Primeiro álbum cheio do artista, O Sábio concentra essas contradições e contrastes das masculinidades negras e periféricas. Poze é por si só uma pessoa complexa, onde coexistem linhas de pensamento tanto opostas. Ele nunca se arrependeu publicamente de suas falas homofóbicas (talvez performando uma certa masculinidade?), mas também deixou público o seu repúdio a Bolsonaro e seu apoio a Lula nas eleições mais importantes da história de nossa democracia. Essa espiral também está nas músicas do álbum e seus contrastes: a revolta causada pela falta de respostas sobre a morte de Marielle Franco e pela polícia que “tá matando quem acorda cinco da manhã pra trabalhar tentando ser alguém” (narradas na abertura “Talvez”) estão lado a lado com o trapfunk afrodisíaco e quente de “Ai Calica”.

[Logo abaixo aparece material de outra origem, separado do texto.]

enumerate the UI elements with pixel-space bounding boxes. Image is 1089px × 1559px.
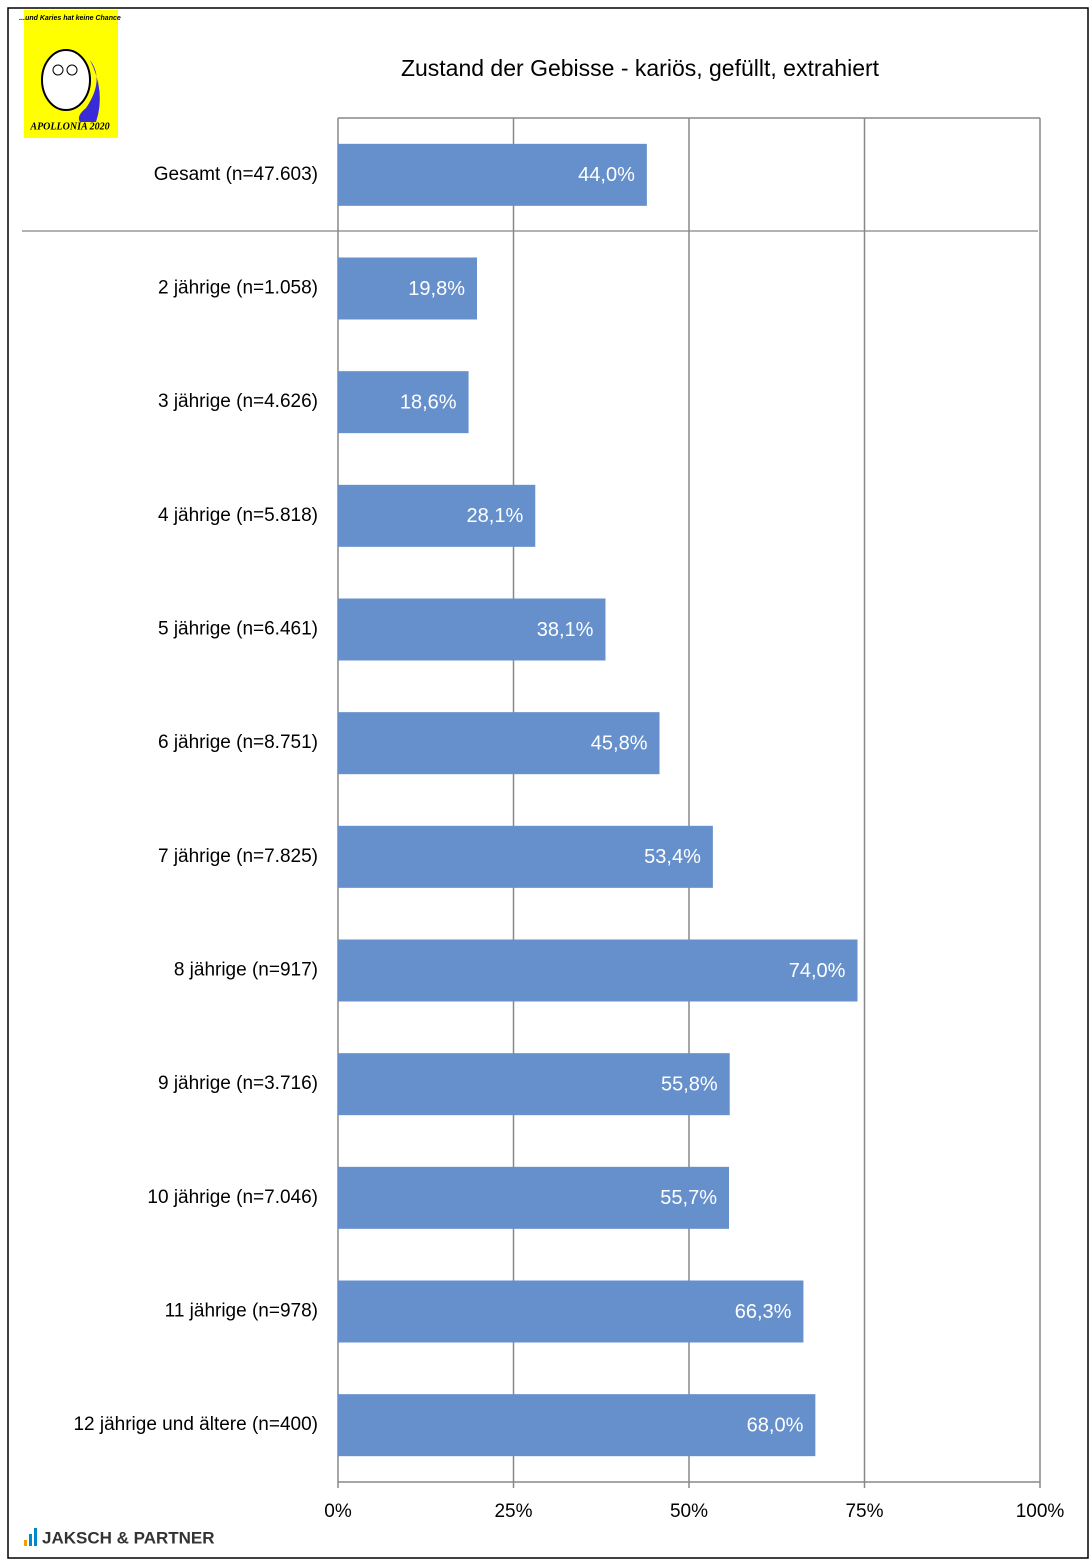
bar [338, 371, 469, 434]
value-label: 68,0% [747, 1414, 804, 1436]
logo: ...und Karies hat keine Chance APOLLONIA… [19, 10, 121, 138]
value-label: 55,7% [660, 1187, 717, 1209]
footer-text: JAKSCH & PARTNER [42, 1528, 215, 1547]
value-label: 53,4% [644, 846, 701, 868]
y-tick-label: 5 jährige (n=6.461) [158, 619, 318, 640]
y-tick-label: 9 jährige (n=3.716) [158, 1073, 318, 1094]
bar [338, 598, 606, 661]
bar [338, 1053, 730, 1116]
value-label: 18,6% [400, 391, 457, 413]
y-tick-label: 12 jährige und ältere (n=400) [73, 1414, 318, 1435]
value-label: 66,3% [735, 1301, 792, 1323]
value-label: 44,0% [578, 164, 635, 186]
x-tick-label: 75% [845, 1501, 883, 1522]
x-tick-label: 50% [670, 1501, 708, 1522]
bar [338, 1280, 804, 1343]
value-label: 28,1% [467, 505, 524, 527]
bar [338, 484, 536, 547]
logo-tooth [41, 49, 91, 111]
bar [338, 143, 647, 206]
y-tick-label: 3 jährige (n=4.626) [158, 391, 318, 412]
bar [338, 257, 477, 320]
value-label: 19,8% [408, 278, 465, 300]
y-tick-label: 8 jährige (n=917) [174, 960, 318, 981]
chart-title: Zustand der Gebisse - kariös, gefüllt, e… [401, 55, 880, 81]
bar [338, 712, 660, 775]
logo-name: APOLLONIA 2020 [29, 121, 109, 132]
y-tick-label: 7 jährige (n=7.825) [158, 846, 318, 867]
y-tick-label: 11 jährige (n=978) [165, 1301, 318, 1322]
bar [338, 1394, 816, 1457]
logo-cape [78, 60, 100, 122]
y-tick-label: 10 jährige (n=7.046) [147, 1187, 318, 1208]
logo-eye [52, 64, 64, 76]
y-tick-label: Gesamt (n=47.603) [154, 164, 318, 185]
footer-icon [29, 1534, 32, 1546]
bar [338, 1166, 730, 1229]
x-tick-label: 100% [1016, 1501, 1065, 1522]
footer-logo: JAKSCH & PARTNER [24, 1528, 215, 1547]
value-label: 74,0% [789, 960, 846, 982]
x-tick-label: 0% [324, 1501, 352, 1522]
value-label: 38,1% [537, 619, 594, 641]
y-tick-label: 2 jährige (n=1.058) [158, 278, 318, 299]
footer-icon [34, 1528, 37, 1546]
bar [338, 825, 713, 888]
page-border [7, 7, 1089, 1559]
value-label: 55,8% [661, 1073, 718, 1095]
logo-slogan: ...und Karies hat keine Chance [19, 15, 121, 22]
y-tick-label: 6 jährige (n=8.751) [158, 732, 318, 753]
logo-eye [66, 64, 78, 76]
x-tick-label: 25% [494, 1501, 532, 1522]
y-tick-label: 4 jährige (n=5.818) [158, 505, 318, 526]
bar [338, 939, 858, 1002]
value-label: 45,8% [591, 732, 648, 754]
footer-icon [24, 1540, 27, 1546]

Em “Mundo Covarde”, o MC reflete introspectivo sobre a morte dos amigos que não estão mais ao seu lado no jogo do Mengão ou acompanhando os afilhados crescem: “Deus tem seus planos, mas o meu peito é quem sofre”. E o mesmo MC que sente o peso da morte também está celebrando a vida e o fato de continuar de pé com dinheiro, Prada e sua Bitch em “Tô de Pé”. É a personificação sinuosa do Rio de Janeiro de sol e sangue. Do morro que irradia a liberdade do baile, mas que também vive sob repressão sufocante.

Nesses altos e baixos, nessa teia de opostos, a família ganha contornos de porto seguro e redenção. Desde o início, o tema era crucial para Poze: “Minha maior meta é deixar a minha família bem”, anunciava em “Voando Alto” (2019). Ele voltou a tocar  no assunto no hit “Vida Louca”, avisando que o principal objetivo era a “família intocável, fé inabalável”. Em O Sábio, a questão volta de forma premente na faixa final do álbum: “Não Vou Falhar”, em que se orgulha e se emociona de estar “podendo proporcionar vários momentos bom”, como uma casa em frente ao mar para a mãe. É o ápice de sua glória pessoal e da exaltação da sua sobrevivência na coletividade. Mas ao mesmo tempo coloca-se na condição limite de provedor infalível do tipo fique rico ou morra tentando — o que acaba por alimentar o ciclo de neurose capitalista do homem negro. É curioso perceber — e isso não ocorre por acaso — que quase todas as músicas do disco parecem ser sempre uma constante celebração por permanecer vivo. Mesmo quando canta sobre putaria, acelerar carros importados, consumir drogas da mais alta qualidade, sobre o desejo que desperta nas mulheres, possuir joias e roupas de marca ou proporcionar conforto para a família, Poze sempre parece estar, no fim das contas, sussurrando para si mesmo o refrão de “Tô de Pé”: ‘Cê conspirou, mas eu tô de pé”. Nada como um dia após o outro — mas o negro não pode dar-se ao luxo de falhar e, para isso, precisa reverter toda a estrutura que lhe quer morto.

No entanto, as incursões poéticas de Poze não seriam tão magnéticas se não fosse a sua voz e seus modos de expressá-la — que também se nutrem das ambiguidades dessa masculinidade negra em permanente corrida pela vida e reconhecimento. De cara fechada e sempre alerta, mas de sorriso largo e radiante, seu canto um tanto embolado, de timbre singular e de ginga marolenta dá vida ao sábio das ruas cariocas. Mas ele lembra: “Não adianta tu ser bom, tu tem que ser malandro”. Poze é discípulo e catedrático da malandragem como ética da boa vida e do bem viver, equilibrando-se entre o frio calculista e o solar desprendido — na linha de Bezerra da Silva, Moreira da Silva e bambas do Estácio de Sá. É munido dessa malandragem que Poze e outros funkeiros transformaram o trap americanizado em trilha sonora de uma cultura de cria nacional. E os sábios bem sabem.